In the Discovery data it seems it just has Manufacturer and Model Name - not part number; and to be honest, most of our hardware models do not have a Model Number.   If we do populate our Hardware Models with a Model Number - do you create one with a "Generic" model number for those that are Discovered and/or loaded without a Model Number (Part Number)?   Wow, I hope that made sense.

12 REPLIES 12

Katie A
Mega Guru

The Model Number isn't that important unless you have a specific reason to filter by Model Number. As long as you have Name, Manufacturer, and Model Categories populated then you should be OK. I'm speaking from experience, because we don't always have Model Numbers for everything either, so far it has not made a difference in our process.


So, how would Discovery know to match a device to the right Hardware Model?   let's say I have 9 Thinkpad T460s with i3 processor and 1 Thinkpad T460 with i7 processor.   Would I want Discovery to lump them all into the same hardware model?   Thinkpad T460s?   Does it just match on Model name that it discovers?   What if I had one with a part number - and I only wanted Discovery to attach to that hardware model if the part number matched - could I do that?
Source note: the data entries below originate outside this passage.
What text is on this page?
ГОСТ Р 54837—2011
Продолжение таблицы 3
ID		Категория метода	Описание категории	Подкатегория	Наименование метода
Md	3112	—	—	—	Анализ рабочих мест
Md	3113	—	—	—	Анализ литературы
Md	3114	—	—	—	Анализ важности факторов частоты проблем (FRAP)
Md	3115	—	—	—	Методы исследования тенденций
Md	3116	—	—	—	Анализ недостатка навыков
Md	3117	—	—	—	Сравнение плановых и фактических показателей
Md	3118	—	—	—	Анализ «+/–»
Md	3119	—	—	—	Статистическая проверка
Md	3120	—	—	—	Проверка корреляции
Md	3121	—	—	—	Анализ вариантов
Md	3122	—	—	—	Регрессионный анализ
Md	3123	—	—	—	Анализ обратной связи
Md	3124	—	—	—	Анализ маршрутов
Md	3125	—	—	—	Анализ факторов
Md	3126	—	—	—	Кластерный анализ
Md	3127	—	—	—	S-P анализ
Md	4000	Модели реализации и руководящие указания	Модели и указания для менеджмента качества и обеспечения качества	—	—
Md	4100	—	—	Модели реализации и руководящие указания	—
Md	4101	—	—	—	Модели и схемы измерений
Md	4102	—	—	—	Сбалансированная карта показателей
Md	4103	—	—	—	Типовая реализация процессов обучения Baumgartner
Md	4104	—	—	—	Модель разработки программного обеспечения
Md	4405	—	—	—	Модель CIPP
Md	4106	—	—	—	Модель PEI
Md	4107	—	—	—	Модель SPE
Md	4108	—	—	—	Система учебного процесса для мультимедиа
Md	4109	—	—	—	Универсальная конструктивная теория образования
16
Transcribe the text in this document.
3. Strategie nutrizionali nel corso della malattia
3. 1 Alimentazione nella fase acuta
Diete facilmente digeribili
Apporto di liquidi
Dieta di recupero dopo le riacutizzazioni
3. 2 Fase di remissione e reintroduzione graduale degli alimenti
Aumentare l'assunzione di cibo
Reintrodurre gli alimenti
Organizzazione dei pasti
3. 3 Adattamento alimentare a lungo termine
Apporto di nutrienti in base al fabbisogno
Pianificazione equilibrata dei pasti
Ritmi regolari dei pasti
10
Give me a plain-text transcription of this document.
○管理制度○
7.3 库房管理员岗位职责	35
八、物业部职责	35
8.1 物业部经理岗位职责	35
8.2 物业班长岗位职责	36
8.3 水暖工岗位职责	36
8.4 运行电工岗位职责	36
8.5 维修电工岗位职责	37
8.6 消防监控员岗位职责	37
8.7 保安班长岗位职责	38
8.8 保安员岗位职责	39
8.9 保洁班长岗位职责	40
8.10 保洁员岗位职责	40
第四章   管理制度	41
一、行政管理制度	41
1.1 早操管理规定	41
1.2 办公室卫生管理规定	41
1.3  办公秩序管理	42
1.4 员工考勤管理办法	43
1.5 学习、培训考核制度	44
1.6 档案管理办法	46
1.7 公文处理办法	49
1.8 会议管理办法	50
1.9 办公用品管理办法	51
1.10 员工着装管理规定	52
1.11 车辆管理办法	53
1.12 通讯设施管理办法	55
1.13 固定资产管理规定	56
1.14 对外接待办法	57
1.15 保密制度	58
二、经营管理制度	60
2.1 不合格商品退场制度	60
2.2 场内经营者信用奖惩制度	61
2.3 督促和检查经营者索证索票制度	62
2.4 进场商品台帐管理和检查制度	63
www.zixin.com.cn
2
Seems trivial I know - but I may have a requirement for 1 acct to add in part number - but for all others I don't have one - this may force me to have part numbers for all - which seems overkill.


That depends on how the Hardware Model Transform Map is configured. We have it set up to coalesce on Model Name.


Also yes if you want more granular filtering capabilities for the various processor options then Part Number should be imported into Model Number and you can use that as the coalesce field in the Transform Map settings.